A l’autre bout de la chaîne, ses déjections émettent aussi 18 Mt de
méthane, un gaz à effet de serre 25 fois plus puissant que le gaz
carbonique. On le sait peu, mais nos animaux domestiques sont de gros
consommateurs d’énergie. Utilisant tous les modes de transport
possibles (avec une prédilection pour le camion et le bateau), se
prélassant à loisir dans les chambres froides, nos amies les bêtes à
viande usent et abusent de combustibles fossiles et d’électricité.

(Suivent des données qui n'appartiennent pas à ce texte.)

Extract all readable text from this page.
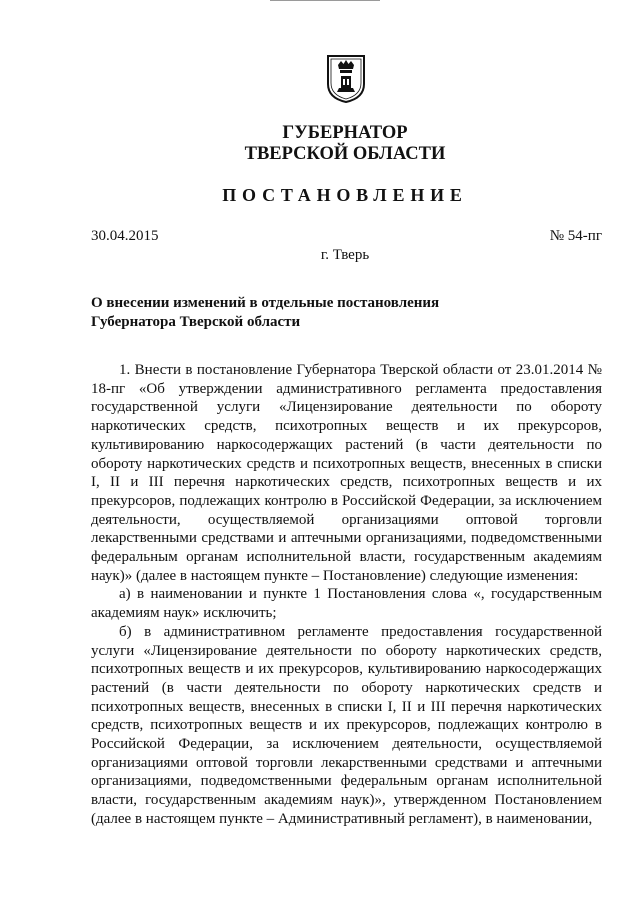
ГУБЕРНАТОР
ТВЕРСКОЙ ОБЛАСТИ
ПОСТАНОВЛЕНИЕ
30.04.2015	№ 54-пг
г. Тверь
О внесении изменений в отдельные постановления
Губернатора Тверской области

1. Внести в постановление Губернатора Тверской области от 23.01.2014 № 18-пг «Об утверждении административного регламента предоставления государственной услуги «Лицензирование деятельности по обороту наркотических средств, психотропных веществ и их прекурсоров, культивированию наркосодержащих растений (в части деятельности по обороту наркотических средств и психотропных веществ, внесенных в списки I, II и III перечня наркотических средств, психотропных веществ и их прекурсоров, подлежащих контролю в Российской Федерации, за исключением деятельности, осуществляемой организациями оптовой торговли лекарственными средствами и аптечными организациями, подведомственными федеральным органам исполнительной власти, государственным академиям наук)» (далее в настоящем пункте – Постановление) следующие изменения:

а) в наименовании и пункте 1 Постановления слова «, государственным академиям наук» исключить;

б) в административном регламенте предоставления государственной услуги «Лицензирование деятельности по обороту наркотических средств, психотропных веществ и их прекурсоров, культивированию наркосодержащих растений (в части деятельности по обороту наркотических средств и психотропных веществ, внесенных в списки I, II и III перечня наркотических средств, психотропных веществ и их прекурсоров, подлежащих контролю в Российской Федерации, за исключением деятельности, осуществляемой организациями оптовой торговли лекарственными средствами и аптечными организациями, подведомственными федеральным органам исполнительной власти, государственным академиям наук)», утвержденном Постановлением (далее в настоящем пункте – Административный регламент), в наименовании,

De
quoi relarguer plusieurs dizaines de millions de tonnes d’équivalent CO2
par an estiment, à la louche, les experts.
Compostage et pâturage
Autre détail peu connu, le bétail est également un contributeur net
en protoxyde d’azote (N2O). Ses prairies et ses champs de céréales sont
de gros consommateurs d’azote qui, en se décomposant, rejettent du N2O
dans l’atmosphère, encore un GES dont le pouvoir de réchauffement
global (PRG) fait frémir: 296 fois celui du CO2. Les terres ne sont pas
seulement enrichies à coup d’engrais chimiques.
Compostées ou non, les déjections des animaux d’élevage sont épandues
sur la surface agricole utile. Le processus de dégradation de l’azote
contenu dans ces rejets étant identique à celui des engrais, l’opération
rejette de même du N2O dans l’air. En cumulant toutes les émissions de
GES, conjuguées avec leur PRG, l’industrie de la viande émet chaque
année environ 7 Mdt équCO2, 14,5% de la totalité des gaz à effet de
serre anthropiques, estiment les statisticiens de la FAO. Plus que le secteur des transports !
Note
[1]
Contrairement aux cuisiniers, l’OMS considère le bœuf, le veau, le
porc, l’agneau, le mouton, le cheval et la chèvre comme viande rouge.